Data was written into database first, compacted, optimized and then test was 100% read workload
DB client was larger than DB server to ensure that server can be pushed to limits
First test was done with just 1,000 entries into the database
Redis was able to give 50k ops/sec, couchbase maxed out at 29k ops/sec, cassandra maxed out at 18k ops/sec. However, the biggest difference was in response times, where redis performed around 150 microseconds per response, cassandra starting reaching 1000 microseconds (1ms) for simple key value read.
Next, the test was done using 500k entries in the database
Here, Redis and Couchbase maxed out at 16k ops/sec. Redis response time was 250 microseconds compared to 375 microseconds for Couchbase. Cassandra started going beyond 1ms when pushed beyond 9000 ops/sec.
So far, all the data could be stored in RAM, since the data size (+indexes) was less than RAM size. So, all the databases were reading from RAM. Going further ahead on number of entries required configuring Redis to use swap along with RAM which is not recommended by Redis.

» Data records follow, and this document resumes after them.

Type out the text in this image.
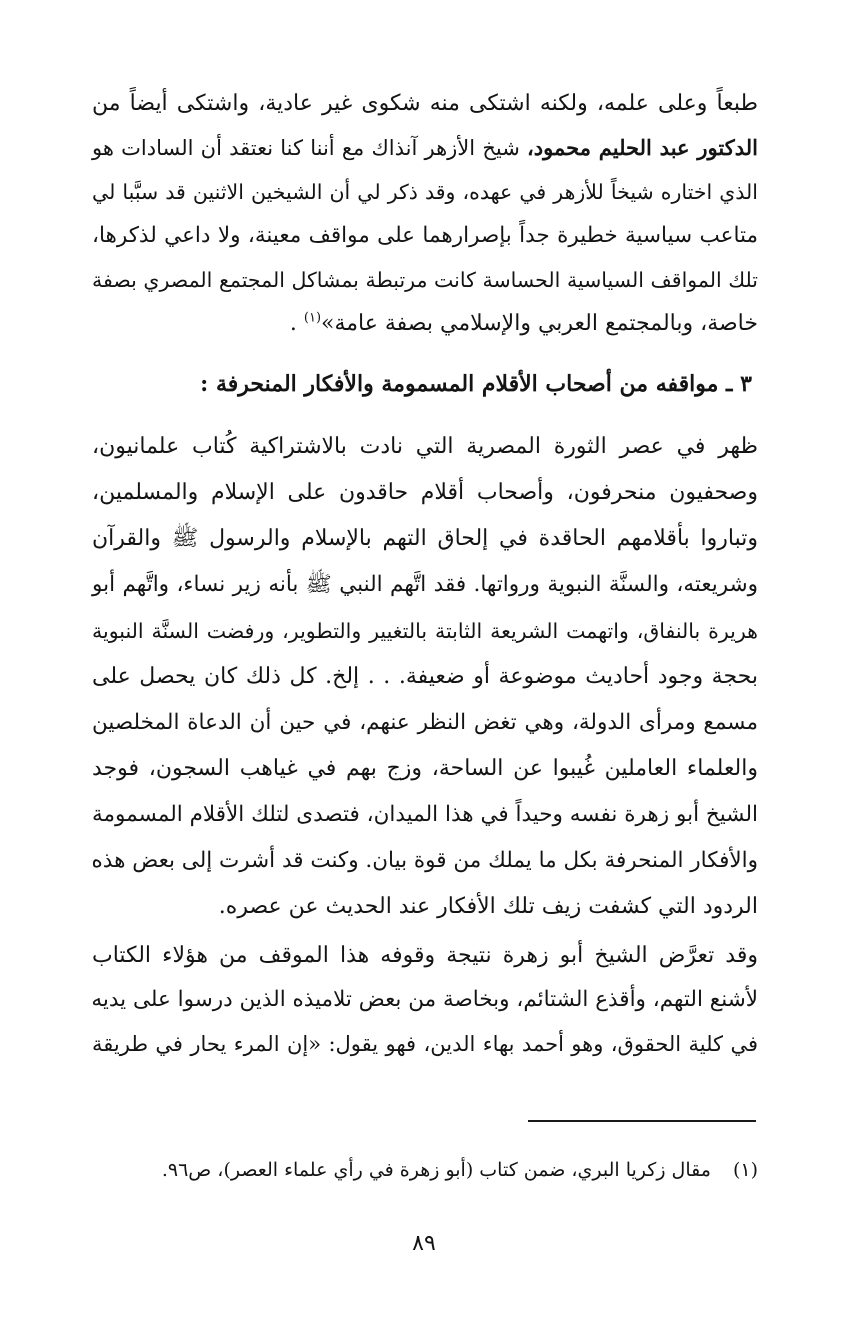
طبعاً وعلى علمه، ولكنه اشتكى منه شكوى غير عادية، واشتكى أيضاً من
الدكتور عبد الحليم محمود، شيخ الأزهر آنذاك مع أننا كنا نعتقد أن السادات هو
الذي اختاره شيخاً للأزهر في عهده، وقد ذكر لي أن الشيخين الاثنين قد سبَّبا لي
متاعب سياسية خطيرة جداً بإصرارهما على مواقف معينة، ولا داعي لذكرها،
تلك المواقف السياسية الحساسة كانت مرتبطة بمشاكل المجتمع المصري بصفة
خاصة، وبالمجتمع العربي والإسلامي بصفة عامة»$^{(١)}$ .
٣ ـ مواقفه من أصحاب الأقلام المسمومة والأفكار المنحرفة :
ظهر في عصر الثورة المصرية التي نادت بالاشتراكية كُتاب علمانيون،
وصحفيون منحرفون، وأصحاب أقلام حاقدون على الإسلام والمسلمين،
وتباروا بأقلامهم الحاقدة في إلحاق التهم بالإسلام والرسول ﷺ والقرآن
وشريعته، والسنَّة النبوية ورواتها. فقد اتَّهم النبي ﷺ بأنه زير نساء، واتَّهم أبو
هريرة بالنفاق، واتهمت الشريعة الثابتة بالتغيير والتطوير، ورفضت السنَّة النبوية
بحجة وجود أحاديث موضوعة أو ضعيفة. . . إلخ. كل ذلك كان يحصل على
مسمع ومرأى الدولة، وهي تغض النظر عنهم، في حين أن الدعاة المخلصين
والعلماء العاملين غُيبوا عن الساحة، وزج بهم في غياهب السجون، فوجد
الشيخ أبو زهرة نفسه وحيداً في هذا الميدان، فتصدى لتلك الأقلام المسمومة
والأفكار المنحرفة بكل ما يملك من قوة بيان. وكنت قد أشرت إلى بعض هذه
الردود التي كشفت زيف تلك الأفكار عند الحديث عن عصره.
وقد تعرَّض الشيخ أبو زهرة نتيجة وقوفه هذا الموقف من هؤلاء الكتاب
لأشنع التهم، وأقذع الشتائم، وبخاصة من بعض تلاميذه الذين درسوا على يديه
في كلية الحقوق، وهو أحمد بهاء الدين، فهو يقول: «إن المرء يحار في طريقة
(١)مقال زكريا البري، ضمن كتاب (أبو زهرة في رأي علماء العصر)، ص٩٦.
٨٩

The next test was done using 3M objects, each with 4k size. The total data size was approx 12GB and indexing (on primary key) led to approx 16 GB database size on a 8GB RAM machine. The reads were spread randomly across the 3M objects. Swap used was coming from EBS-SSD. Note that only Redis used Swap, Couchbase and Cassandra were not configured with Swap.
Cassandra was too slow to even compare. So, I dropped it out of the test after first read. Redis performed faster than Couchbase.
However, an interesting thing happened while I was prepping up for 3M test. I ran out of disk space while testing Couchbase. Couchbase became unresponsive, so I rebooted the machine. Once rebooted, couchbase failed to start and read the data from disk. I spent hours trying to get it to read the data, but ultimately, it led to data loss with Couchbase.
Next, I did the same 3M entries test, but read was confined to only 5% of the entries. So, the DB was storing 3M objects, but only 125,000 objects were read from DB.
Here, performance looked similar to 500K test. Redis with the help of Linux OS swap management was able to load keys into RAM. Couchbase already has logic to put cache in memory. However, Redis did outperform couchbase on both ops/sec and response times.
Summary:
Cassandra is quite slow as compared to Redis & Couchbase
Couchbase process list is huge and many components working together. It looks like a product built by acquisition. It's stability for production use is questionable.
Redis is blazing fast. It provides much more ops/sec on similar hardware. So, ops/$ spent is very good for Redis.
Redis Labs already has product for storing cold values on Flash. Hopefully, AWS will provide Flash as cheaper memory, expensive disk option sometime in future.
Elasticache now supports Redis Cluster. If your application can afford (from $ perspective) to put data into RAM, consider that option strongly.